Hadir langsung dalam monitoring tersebut, Camat Pajukukang, Darmawati Hasan, SE., M.M., menegaskan bahwa pemerintah kecamatan menaruh perhatian besar pada keluhan para petani. Pihaknya berkomitmen untuk terus berkoordinasi dengan instansi teknis agar dampak kekeringan tidak meluas hingga memicu gagal panen.
Dalam kunjungan ini, Kepala Bidang Tanaman Pangan Dinas Pertanian Kabupaten Bantaeng, Nur Reskiyawati, SP, M.Si, menjelaskan bahwa pemantauan dini sangat penting untuk memetakan wilayah mana saja yang mulai mengalami kekeringan.
Tenaga Ahli Pertanian, Hj.
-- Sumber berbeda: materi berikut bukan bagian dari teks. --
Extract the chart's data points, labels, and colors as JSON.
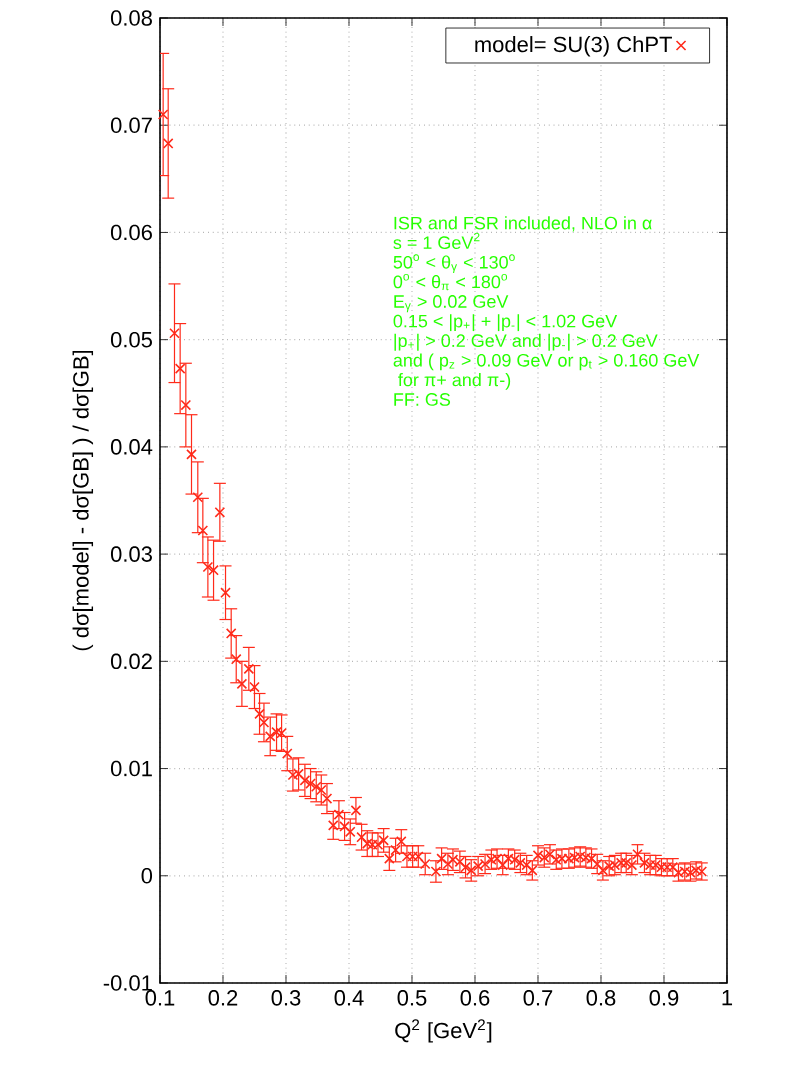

Maemunah, SP, memberikan pandangan teknis mengenai kondisi tanaman padi warga. Menurutnya, fase pertumbuhan padi saat ini sangat sensitif terhadap ketersediaan air. Ia menyarankan para petani untuk menerapkan manajemen air intermittent (berselang) jika pasokan air sangat terbatas, serta mengutamakan penyelamatan lahan yang sudah memasuki fase generatif.
Sementara itu, Kepala Balai Penyuluhan Pertanian (BPP) Pajukukang, Rezal Muhabib Saleh, SP, memastikan seluruh penyuluh pertanian di wilayahnya akan tetap bersiaga mendampingi kelompok tani.
"Kami di BPP Pajukukang akan terus mengawal dan memonitor pergerakan debit air setiap hari. Sinergi antara petani, penyuluh, dan pemerintah kecamatan sangat dibutuhkan dalam situasi seperti ini," kata Rezal.
Kunjungan kerja ini diharapkan mampu memberikan ketenangan bagi masyarakat terkhusus para petani, sekaligus menjadi bukti nyata kehadiran pemerintah daerah dalam mengantisipasi ancaman krisis pangan akibat perubahan cuaca ekstrem di Kabupaten Bantaeng.